3. Computational Model Description

The proposed computational domain in this work was defined in FLUENT software package version 18.2. The complete computational domain for a full pantograph model is represented in Figure 2. It has a cylindrical form with a diameter of 2L = 3 m and a length of 4L = 6 m. L = 1.5 m, which represents the characteristic length shown in Figure 1. As the SSS87 pantograph is symmetrical, a symmetry plan was introduced to consider only half the domain surrounding the pantograph in order to reduce the computational run-time, as shown in Figure 3(a). The inlet condition to the domain was defined as the value of the air velocity without turbulent fluctuations. “Pressure outlet” condition was defined at the exit as seen in Figure 3(b). At the boundary, the pressure value was specified to “uniform pressure.” As the flow is considered as noncompressible subsonic flow, the pressure outlet boundary condition requires the definition of the value of the specified static pressure at the outlet boundary.

Figure 2 

Proposed computational domain for a complete model of the pantograph.

(a)

(b)

(a)
(b)

Figure 3 

Proposed computational domain for a symmetric model of the pantograph.

3.1. Simulation Criteria

To calculate the flow around the pantograph model, CFD analysis is usually used. However, computational aeroacoustics (CAA) is used to numerically analyze the level of noise generated by the pantograph components [5]. The analysis used a 3D flow field with pressure-based transient solver to consider the vortex shedding. A realizable k-ε turbulence model was used in the simulations. The inlet and exit boundary conditions to the flow domain were set to be uniform velocity and uniform pressure gradient, respectively. External surface and object surface were defined as cell zone conditions. Wall function was used to define the boundary condition at the walls.
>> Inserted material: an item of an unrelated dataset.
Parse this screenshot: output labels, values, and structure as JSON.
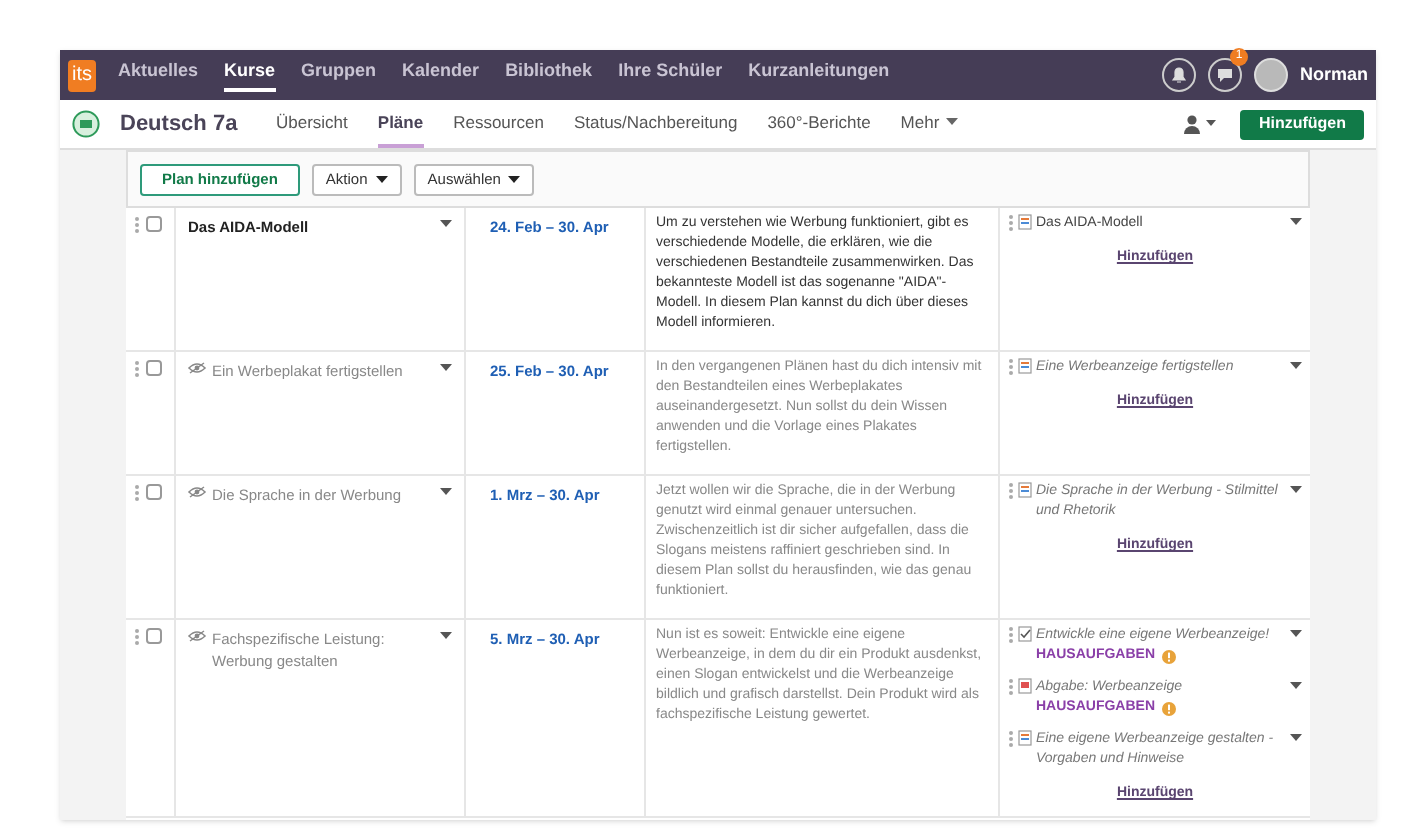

Usually, the value of the time step and the number of time steps are selected based on the aeroacoustic requirements. For the present simulations, the second-order implicit scheme was used with a time step equal to 2.5 × 10⁻⁴ s. The number of time steps was set to 400. The computational simulations were carried out in ANSYS software version 18.2. More information about all the flow governing equations for the developed model can be provided in the user manual [40].

3.2. Mesh Sensitivity Analysis

Achieving a good accuracy of the simulation results depends mainly on the computational grid size. The element size in the grid should not exceed 1/5 of the flow wavelength considered. Mesh refinement was applied at the wall boundaries and the pantograph frame. Initially, an element size of 0.04 m was considered to validate the obtained results with the experimental and computational results in the literature [38, 39].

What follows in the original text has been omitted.